Lesson 5: Mentorship and support are still important. Dissertation writing can be an isolating experience. When I was writing my dissertation, I wrote regularly on my own, but I quickly learned that mentorship from my adviser and committee members and support from peers and other colleagues were instrumental in my success. Once a month I participated in writing sessions, dubbed WriteOn!, which involved other graduate students and faculty writing at someone’s house, generally for about 8 hours on a Saturday. Although we were all writing on our own, the idea that three, four, five, or more other people were writing at that time created a sense of accountability and support. Since finishing my program, I have participated in many of these monthly writing sessions. At first, the doctoral students asked me why I would continue to participate, even after finishing my dissertation, but now there are a number of other recent graduates who take part in the sessions. It is through my involvement in WriteOn! that I have had an opportunity to informally mentor several of the current students in my graduate program. Although my continued involvement in WriteOn! was originally selfish – I was hoping to write several articles – the unintended mentorship and support that have developed have become increasingly important.
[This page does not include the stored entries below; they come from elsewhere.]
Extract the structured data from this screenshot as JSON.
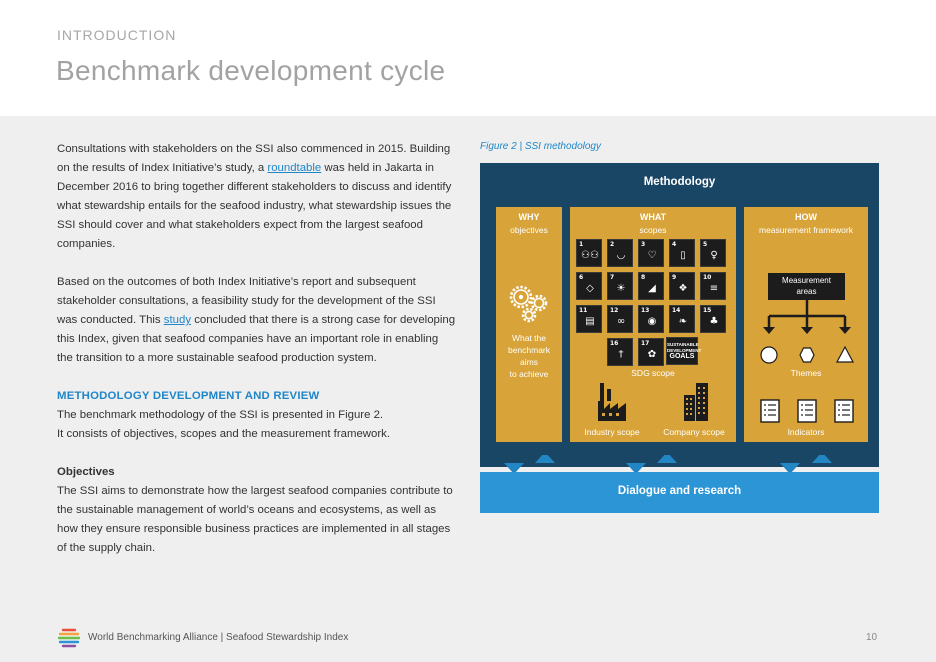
{
  "header": {
    "section": "INTRODUCTION",
    "title": "Benchmark development cycle"
  },
  "body": {
    "p1_pre": "Consultations with stakeholders on the SSI also commenced in 2015. Building on the results of Index Initiative’s study, a ",
    "p1_link": "roundtable",
    "p1_post": " was held in Jakarta in December 2016 to bring together different stakeholders to discuss and identify what stewardship entails for the seafood industry, what stewardship issues the SSI should cover and what stakeholders expect from the largest seafood companies.",
    "p2_pre": "Based on the outcomes of both Index Initiative’s report and subsequent stakeholder consultations, a feasibility study for the development of the SSI was conducted. This ",
    "p2_link": "study",
    "p2_post": " concluded that there is a strong case for developing this Index, given that seafood companies have an important role in enabling the transition to a more sustainable seafood production system.",
    "subheading": "METHODOLOGY DEVELOPMENT AND REVIEW",
    "p3_line1": "The benchmark methodology of the SSI is presented in Figure 2.",
    "p3_line2": "It consists of objectives, scopes and the measurement framework.",
    "objectives_heading": "Objectives",
    "p4": "The SSI aims to demonstrate how the largest seafood companies contribute to the sustainable management of world’s oceans and ecosystems, as well as how they ensure responsible business practices are implemented in all stages of the supply chain."
  },
  "figure": {
    "caption": "Figure 2 | SSI methodology",
    "title": "Methodology",
    "why": {
      "head": "WHY",
      "sub": "objectives",
      "text_1": "What the",
      "text_2": "benchmark",
      "text_3": "aims",
      "text_4": "to achieve"
    },
    "what": {
      "head": "WHAT",
      "sub": "scopes",
      "sdg_scope": "SDG scope",
      "industry_scope": "Industry scope",
      "company_scope": "Company scope"
    },
    "how": {
      "head": "HOW",
      "sub": "measurement framework",
      "measurement_1": "Measurement",
      "measurement_2": "areas",
      "themes": "Themes",
      "indicators": "Indicators"
    },
    "dialogue": "Dialogue and research",
    "sdg_tiles": [
      {
        "num": "1",
        "icon": "people"
      },
      {
        "num": "2",
        "icon": "bowl"
      },
      {
        "num": "3",
        "icon": "heartbeat"
      },
      {
        "num": "4",
        "icon": "book"
      },
      {
        "num": "5",
        "icon": "gender"
      },
      {
        "num": "6",
        "icon": "water"
      },
      {
        "num": "7",
        "icon": "sun"
      },
      {
        "num": "8",
        "icon": "growth"
      },
      {
        "num": "9",
        "icon": "cubes"
      },
      {
        "num": "10",
        "icon": "equal"
      },
      {
        "num": "11",
        "icon": "city"
      },
      {
        "num": "12",
        "icon": "infinity"
      },
      {
        "num": "13",
        "icon": "eye"
      },
      {
        "num": "14",
        "icon": "fish"
      },
      {
        "num": "15",
        "icon": "tree"
      },
      {
        "num": "16",
        "icon": "dove"
      },
      {
        "num": "17",
        "icon": "flower"
      }
    ],
    "sdg_goals_1": "SUSTAINABLE",
    "sdg_goals_2": "DEVELOPMENT",
    "sdg_goals_3": "GOALS",
    "colors": {
      "dark": "#1a4666",
      "gold": "#d8a338",
      "blue": "#2b95d6"
    }
  },
  "footer": {
    "text": "World Benchmarking Alliance | Seafood Stewardship Index",
    "page": "10"
  }
}
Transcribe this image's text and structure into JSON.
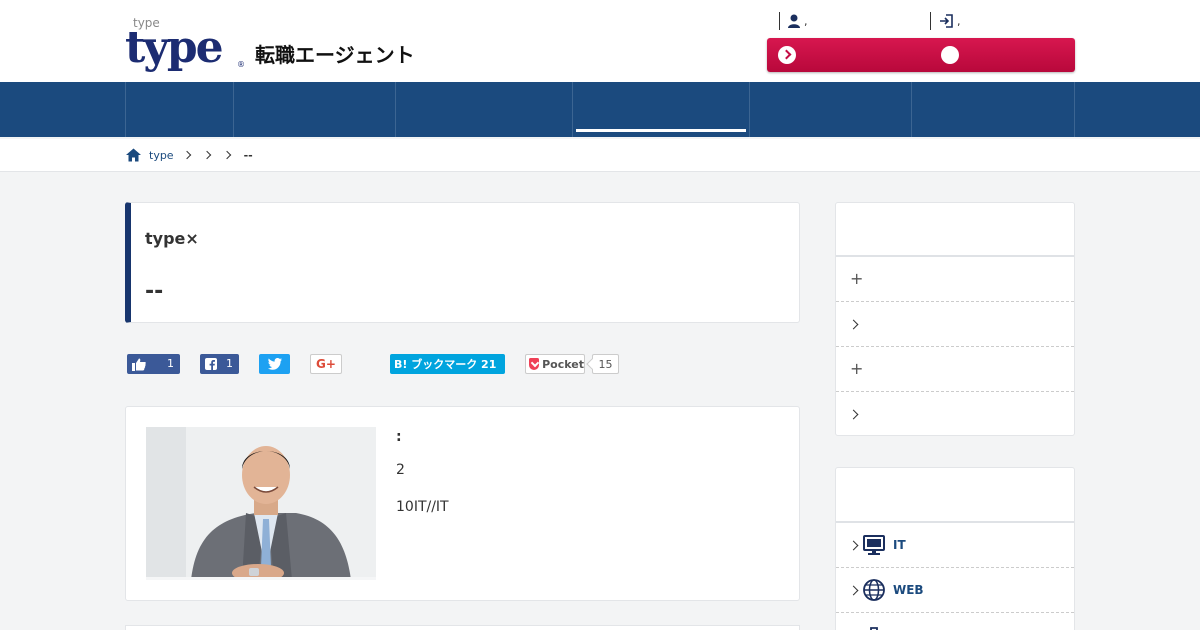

Monthly writing sessions continue to provide me with an opportunity to focus on my writing, but these session have also allowed me to “pay forward” some of the guidance and support that was instrumental in my ability to complete my graduate program.
Lesson 6: There is always more to learn. Yes, even after graduate school, there is more to learn. The last year has been characterized by highs and lows. While the process of earning my graduate degree was invigorating, humbling, and transformational; facing rejection, making the transition back to the “real world,” and continuing to grow and evolve as a professional have also been important. I consider myself to be a recovering graduate student; a status that I no longer use as an excuse, not even when someone asks me why I have never seen "Lost." Rather, I am proud to still be in touch with my experiences as a graduate student, and most of all, I am proud to still be learning about life and myself as a person and academic. As I conclude my first year, I have no idea what the next year will bring, but I am happy to make the transition from my first year.
Stephanie M. Foote is director of the Academic Success Center and First-Year Experience at the University of South Carolina at Aiken.